A Narrative of Voyages and Travels, in the Northern and Southern Hemispheres: Comprising Three Voyages Round the World; together with a Voyage of Survey and Discovery, in the Pacific Ocean and Oriental Islands.

ABEBooks Description: First edition. Delano, an American mariner and author from Duxbury, Massachusetts, made several voyages to various parts of the Pacific including Hawaii, Palau, the Galapagos Islands, Manila, Canton and Macao, New Guinea, Australia, the East Indies, Chile and Peru. His “.opportunity for fame and fortune came in 1790. A new ship, the “Massachusetts”, weighing 900 tons and 116 feet long, had been built at Quincy to engage in the recently opened and much-talked-about China trade. Delano booked on as second officer and began keeping the journal that would form the basis of his [this book]. He published this lengthy–about 600 pages–yet readable and frequently exciting story in Boston, and it was reprinted several times in the nineteenth century” (DNB). “A Narrative.” reveals Delano’s open-minded curiosity and respect for the diverse cultures he encountered. It includes a unique account of the “Bounty” and Captain Bligh, accompanied by the map and views of Pitcairn’s Island. The source for Herman Melville’s short story, “Benito Cereno” is taken from one of Delano’s adventures in which a Spanish ship is overrun by the slaves it was transporting.
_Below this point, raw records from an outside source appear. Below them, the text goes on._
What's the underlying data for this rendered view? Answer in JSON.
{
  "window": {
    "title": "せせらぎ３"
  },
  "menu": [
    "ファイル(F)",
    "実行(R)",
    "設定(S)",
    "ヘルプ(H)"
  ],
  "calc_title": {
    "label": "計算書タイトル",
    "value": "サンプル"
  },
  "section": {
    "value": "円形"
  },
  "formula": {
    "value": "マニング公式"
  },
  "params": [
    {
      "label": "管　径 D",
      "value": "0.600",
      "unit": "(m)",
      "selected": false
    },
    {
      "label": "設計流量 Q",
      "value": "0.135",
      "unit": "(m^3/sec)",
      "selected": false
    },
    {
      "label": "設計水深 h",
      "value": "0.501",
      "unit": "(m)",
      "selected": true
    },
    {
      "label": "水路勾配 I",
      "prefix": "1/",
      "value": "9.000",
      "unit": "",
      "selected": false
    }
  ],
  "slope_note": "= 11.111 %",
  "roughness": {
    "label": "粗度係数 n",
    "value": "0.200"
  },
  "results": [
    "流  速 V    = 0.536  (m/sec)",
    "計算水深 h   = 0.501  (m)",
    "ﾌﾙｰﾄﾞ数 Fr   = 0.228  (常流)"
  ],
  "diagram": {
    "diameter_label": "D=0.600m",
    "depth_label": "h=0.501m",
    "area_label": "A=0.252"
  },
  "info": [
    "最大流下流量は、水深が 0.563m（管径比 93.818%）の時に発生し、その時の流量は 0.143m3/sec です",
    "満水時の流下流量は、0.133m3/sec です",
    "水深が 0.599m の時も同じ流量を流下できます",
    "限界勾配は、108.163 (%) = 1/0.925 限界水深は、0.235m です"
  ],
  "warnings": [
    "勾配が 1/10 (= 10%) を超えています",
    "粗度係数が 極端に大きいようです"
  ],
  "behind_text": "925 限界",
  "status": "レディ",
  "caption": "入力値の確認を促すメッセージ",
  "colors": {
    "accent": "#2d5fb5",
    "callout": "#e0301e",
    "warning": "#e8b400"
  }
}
The first voyage is that of the Massachusetts in 1792 from Boston to Batavia and Canton China.

p. 17: In undertaking this work, I was aware of the difficulties which I should have to encounter, in consequence of my want of an early and academic education, although I have always seized every possible opportunity during my whole life for the improvement of my mind in the knowledge of useful literature and those sciences that are immediately connected with the pursuits to which I have been professionally devoted.

p. 141, on Pitcairns Island in 1792: Smith had taken great pains to educate the inhabitants of the island in the faith and principles of Christianity They were in the uniform habit of morning and evening prayer, and were regularly assembled on Sunday for religious instruction and worship. It has been already mentioned that the books of the Bounty furnished them with the means of considerable learning. Prayer books and bibles were among them, which were used in their devotions. It is probable also that Smith composed prayers and discourses particularly adapted to their circumstances. He had improved himself very much by reading, and by the efforts he was obliged to make to instruct those under his care.

p. 245: I have been told by learned men that the Greeks borrowed much of their philosophy from the Bramins. Although I dislike to quote from any book much, yet this is a subject with which I have no acquaintance, and must therefore use the language of others. In the article brachmans, the Endinburg [sic] Encyclopedia says, “It is now pretty well ascertained, that the arithmetical characters now employed in Europe are of Indian, and not of Arabian origin as was long supposed.”

Contains a great deal about Pitcairn’s Island and the survivors of the Bounty Mutiny.